Geloven wij daar eigenlijk wel in? Ik bedoel: geloven wij dat die velden wit zijn om te oogsten? Dat lijkt er niet echt op. Het lijkt er bij velen op (KS …..) dat ze menen dat er geen belangstelling is voor geloven (het wordt er immers niet drukker op in de kerk?). We moeten echter terug naar de basisvraag. Jezus roept mensen op achter Hem aan te gaan. Zo vormen ze een beweging – “de mensen van de Weg” genoemd in die tijd. Maar (zo stelt S. Stoppels terecht in zijn boek “Voor de verandering”) – christenen zijn geen mensen meer van de weg, maar van de zitplaats, de vaste zitplaats zelfs!

Niet uit de tijd, maar in de tijd

Nu terug naar de basisvraag: die van geloven. Ik ben ervan overtuigd, dat ieder mens hunkert naar geloven – bewust of niet bewust. Ik ben ervan overtuigd, dat ieder mens in zijn hart is aangelegd op geloven. Je zoekt een verklaring voor het leven, een geruststelling van hoe het zit voor dit leven en erna. Dat het leven voorbij is na het sterven (dood=dood) kan toch geen mens aanvaarden? Dus we zoeken naar een verklaring. Wie niet is opgegroeid in het geloven kan wel een jaloezie hebben om mensen die in het geloven in God rust en vrede hebben gevonden. Dat is toch het grootste en mooiste nieuws aller tijden, dat God van alle mensen houdt! Dat Zijn liefde Hem ertoe bewogen heeft zelfs Zijn ene Zoon te geven. En die Zoon is onze dood gestorven, zodat wie nu nog sterft en het dodenrijk ingaat er in Jezus’ naam weer uit kan in een heerlijk leven. Dat te geloven en daardoor opnieuw geboren en getogen te worden tot een leven in liefde: dat gun je toch iedereen?!

Het prachtige nieuws van Gods liefde vraagt toepassing in de tijd van vandaag en die van morgen. Wie altijd hetzelfde blijft zeggen, zegt op den duur niets meer, die wordt niet meer verstaan. Dat betekent dat de Kerk in rapport met onze tijd zal moeten zijn. Ik meen, dat we daar nog een grote slag te maken hebben. Is het in de kerk saai of spreekt het aan? Wat zingen we in de Kerk? Is dat verstaanbaar? Hoe doen we in de Kerk; wat voor activiteiten organiseren we? Hoe zijn onze catechisaties: van het kaliber, dat je je vrienden er mee naar toe zou nemen? En de zaterdagavond: of is die er al niet meer in de Kerk?

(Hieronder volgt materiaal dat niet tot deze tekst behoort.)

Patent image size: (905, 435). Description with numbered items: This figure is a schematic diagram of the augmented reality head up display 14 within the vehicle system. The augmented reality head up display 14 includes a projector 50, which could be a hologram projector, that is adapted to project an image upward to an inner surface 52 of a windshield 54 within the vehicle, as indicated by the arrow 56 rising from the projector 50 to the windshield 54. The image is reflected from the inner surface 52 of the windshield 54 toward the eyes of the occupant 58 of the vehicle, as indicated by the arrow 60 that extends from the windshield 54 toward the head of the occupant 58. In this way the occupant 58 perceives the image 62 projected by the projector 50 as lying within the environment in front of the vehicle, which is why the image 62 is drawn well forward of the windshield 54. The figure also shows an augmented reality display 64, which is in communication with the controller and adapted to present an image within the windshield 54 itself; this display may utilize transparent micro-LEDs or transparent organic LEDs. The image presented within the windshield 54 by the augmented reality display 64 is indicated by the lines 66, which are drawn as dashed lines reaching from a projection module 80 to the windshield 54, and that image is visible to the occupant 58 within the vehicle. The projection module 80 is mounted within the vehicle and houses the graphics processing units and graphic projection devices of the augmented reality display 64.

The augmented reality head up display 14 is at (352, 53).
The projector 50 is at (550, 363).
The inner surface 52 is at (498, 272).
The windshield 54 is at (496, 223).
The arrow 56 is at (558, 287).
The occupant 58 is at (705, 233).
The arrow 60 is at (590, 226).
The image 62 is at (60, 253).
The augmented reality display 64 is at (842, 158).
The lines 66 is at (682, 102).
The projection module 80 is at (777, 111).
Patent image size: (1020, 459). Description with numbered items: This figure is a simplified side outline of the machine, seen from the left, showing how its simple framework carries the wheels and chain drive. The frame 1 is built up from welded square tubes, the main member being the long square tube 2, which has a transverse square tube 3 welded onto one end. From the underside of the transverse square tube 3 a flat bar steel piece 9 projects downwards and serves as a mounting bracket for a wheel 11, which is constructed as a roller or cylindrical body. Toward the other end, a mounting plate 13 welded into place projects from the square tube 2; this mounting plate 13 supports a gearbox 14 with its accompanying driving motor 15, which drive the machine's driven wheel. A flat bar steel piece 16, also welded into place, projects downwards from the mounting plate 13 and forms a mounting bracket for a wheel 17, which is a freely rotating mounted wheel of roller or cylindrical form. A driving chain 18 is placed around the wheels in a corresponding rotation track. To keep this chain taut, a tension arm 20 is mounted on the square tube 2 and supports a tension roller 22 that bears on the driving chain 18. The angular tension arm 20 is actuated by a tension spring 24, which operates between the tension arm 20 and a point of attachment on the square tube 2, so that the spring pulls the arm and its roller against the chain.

Van ons wordt dus allereerst gevraagd: dat we geloven dat de velden wit zijn om te oogsten. Vervolgens: dat we gaan bidden om opwekking en vernieuwing. En dan: dat we Gods Geest bidden om toerusting, opdat we creativiteit ontwikkelen en “out of the box” durven denken.

Tenslotte

Boeiend is het tenslotte wat het oude leerboekje, de Heidelberger Catechismus ons leert aangaande de Kerk:

Dat de Zoon van God van het begin der wereld tot aan het einde Zich uit de gehele mensheid een gemeente, die tot het eeuwige leven is uitverkoren, door Zijn Geest en Woord in de eenheid van het ware geloof vergadert, beschermt en in stand houdt; en dat ik daarvan een levend lid ben en eeuwig zal blijven.

Dat is nog eens een uitdaging: een levend lid zijn van die gemeente!

Als we dat met elkaar gaan invullen, bidden, dromen dromend, creatief, getuigend, vol van Geest ….

Ds. Piet Rozeboom te Aldeboarn

(artikel uit blad Credo)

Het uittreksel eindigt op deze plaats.